In parallel to these activities, the PhD candidate may get involved in the development of methods for the rejection of background events, which are far more frequent than air showers. TREND, the seed experiment for GRAND, showed that the radio pulses associated to these two categories of radio events were distinct enough to allow for an efficient discrimination. However, these identification methods still have to be optimized, and most important, performed much faster, to allow for an online selection. Ideally it should be carried out at at the foot of the antenna. Again, Machine Learning methods may be tested, as encouraging results have been obtained already. Implementation on FPGA or on-board CPU may also be investigated together with the LPNHE technical team.

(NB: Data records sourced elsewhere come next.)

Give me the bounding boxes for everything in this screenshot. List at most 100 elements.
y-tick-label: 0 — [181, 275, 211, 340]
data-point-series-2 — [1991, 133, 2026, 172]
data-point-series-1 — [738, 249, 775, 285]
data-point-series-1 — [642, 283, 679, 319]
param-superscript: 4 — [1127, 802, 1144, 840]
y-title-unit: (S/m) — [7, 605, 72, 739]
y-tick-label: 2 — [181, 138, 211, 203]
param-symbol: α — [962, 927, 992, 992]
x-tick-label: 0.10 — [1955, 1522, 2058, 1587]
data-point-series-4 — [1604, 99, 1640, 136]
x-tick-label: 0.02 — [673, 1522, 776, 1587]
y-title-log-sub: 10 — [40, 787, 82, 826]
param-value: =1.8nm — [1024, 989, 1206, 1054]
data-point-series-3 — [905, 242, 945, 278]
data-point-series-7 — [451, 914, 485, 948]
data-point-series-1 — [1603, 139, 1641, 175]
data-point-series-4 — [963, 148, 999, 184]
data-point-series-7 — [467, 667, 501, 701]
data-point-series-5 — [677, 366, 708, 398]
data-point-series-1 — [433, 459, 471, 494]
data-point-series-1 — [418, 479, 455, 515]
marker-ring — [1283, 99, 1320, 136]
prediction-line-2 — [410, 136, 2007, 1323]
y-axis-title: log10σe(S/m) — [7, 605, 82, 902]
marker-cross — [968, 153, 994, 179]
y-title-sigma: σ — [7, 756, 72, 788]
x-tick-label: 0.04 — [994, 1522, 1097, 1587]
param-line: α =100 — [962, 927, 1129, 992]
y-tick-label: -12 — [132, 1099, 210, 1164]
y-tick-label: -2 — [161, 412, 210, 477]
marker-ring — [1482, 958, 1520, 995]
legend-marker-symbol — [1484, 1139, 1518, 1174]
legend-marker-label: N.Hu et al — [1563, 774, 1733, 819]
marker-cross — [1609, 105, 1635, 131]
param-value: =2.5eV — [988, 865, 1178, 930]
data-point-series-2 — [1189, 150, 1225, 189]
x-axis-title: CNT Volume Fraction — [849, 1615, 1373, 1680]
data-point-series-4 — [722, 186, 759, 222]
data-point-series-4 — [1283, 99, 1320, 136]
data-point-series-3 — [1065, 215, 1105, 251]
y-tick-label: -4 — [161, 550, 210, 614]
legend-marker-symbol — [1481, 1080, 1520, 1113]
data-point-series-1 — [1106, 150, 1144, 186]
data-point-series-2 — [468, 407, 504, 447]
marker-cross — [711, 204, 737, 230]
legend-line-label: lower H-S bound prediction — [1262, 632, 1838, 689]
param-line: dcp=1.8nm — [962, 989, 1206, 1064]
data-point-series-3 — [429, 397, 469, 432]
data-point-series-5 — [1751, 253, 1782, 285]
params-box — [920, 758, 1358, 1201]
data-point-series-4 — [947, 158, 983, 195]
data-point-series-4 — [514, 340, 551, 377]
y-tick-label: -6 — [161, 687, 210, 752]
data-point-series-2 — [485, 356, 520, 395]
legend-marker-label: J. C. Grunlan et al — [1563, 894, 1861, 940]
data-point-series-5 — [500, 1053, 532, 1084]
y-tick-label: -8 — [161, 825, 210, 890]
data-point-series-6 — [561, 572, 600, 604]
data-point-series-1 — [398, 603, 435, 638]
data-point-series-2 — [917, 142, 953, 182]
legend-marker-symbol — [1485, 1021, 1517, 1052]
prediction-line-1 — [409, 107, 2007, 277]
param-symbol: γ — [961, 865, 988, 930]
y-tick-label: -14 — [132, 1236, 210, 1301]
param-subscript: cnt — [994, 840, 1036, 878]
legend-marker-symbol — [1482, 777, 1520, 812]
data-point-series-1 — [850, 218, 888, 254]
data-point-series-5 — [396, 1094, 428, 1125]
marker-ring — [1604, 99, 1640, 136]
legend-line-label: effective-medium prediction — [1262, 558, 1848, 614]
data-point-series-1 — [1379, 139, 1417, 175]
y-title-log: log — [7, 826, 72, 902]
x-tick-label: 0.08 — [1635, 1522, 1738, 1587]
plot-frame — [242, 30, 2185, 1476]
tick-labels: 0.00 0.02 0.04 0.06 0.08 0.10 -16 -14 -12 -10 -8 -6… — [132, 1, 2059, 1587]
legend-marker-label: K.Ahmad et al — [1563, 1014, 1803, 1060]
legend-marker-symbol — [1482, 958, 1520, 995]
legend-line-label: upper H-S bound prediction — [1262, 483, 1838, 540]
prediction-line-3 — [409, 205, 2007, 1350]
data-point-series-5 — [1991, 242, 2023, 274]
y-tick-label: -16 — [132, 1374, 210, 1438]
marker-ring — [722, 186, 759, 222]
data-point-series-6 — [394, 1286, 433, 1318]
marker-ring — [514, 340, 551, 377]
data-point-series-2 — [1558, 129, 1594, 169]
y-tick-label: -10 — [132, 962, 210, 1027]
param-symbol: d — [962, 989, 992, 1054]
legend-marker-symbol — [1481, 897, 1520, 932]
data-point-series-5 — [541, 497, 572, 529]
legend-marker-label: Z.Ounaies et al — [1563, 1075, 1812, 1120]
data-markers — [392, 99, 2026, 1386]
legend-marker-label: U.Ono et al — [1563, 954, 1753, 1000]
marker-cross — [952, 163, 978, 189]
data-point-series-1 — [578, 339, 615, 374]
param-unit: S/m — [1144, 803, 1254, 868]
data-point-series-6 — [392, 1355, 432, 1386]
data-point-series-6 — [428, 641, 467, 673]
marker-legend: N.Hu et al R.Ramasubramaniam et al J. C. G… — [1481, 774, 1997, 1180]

The relative weight of these two work axis (data analysis and background rejection) will be deiced with the candidate, according to his/her tastes, the evolution of the GRAND project and of the PhD work.

Work location : This work will be led primarily at LPNHE, in close collaboration with the GRAND team from the Institut d’Astrophysique de Paris. The two laboratories started the GRAND project and now play a leading role. This PhD work will be carried out in the very international and dynamic context of the GRAND collaboration, which today gathers about sixty researchers from diverse origins (LPNHE, IAP and LPC Clermont-Ferrand for France, NAOC Beijing, Universities of Xi’An, Nanjing and Shanghai in China, Nijmegen in the Netherlands, Penn State and Maryland in the U.S. Rio de Janeiro in Brasil and Karlsruhe in Germany).

Possible trips : The PhD candidate will travel to the GRANDProto300 site to participate in data taking and prototype tests. He will also present his work at international conferences.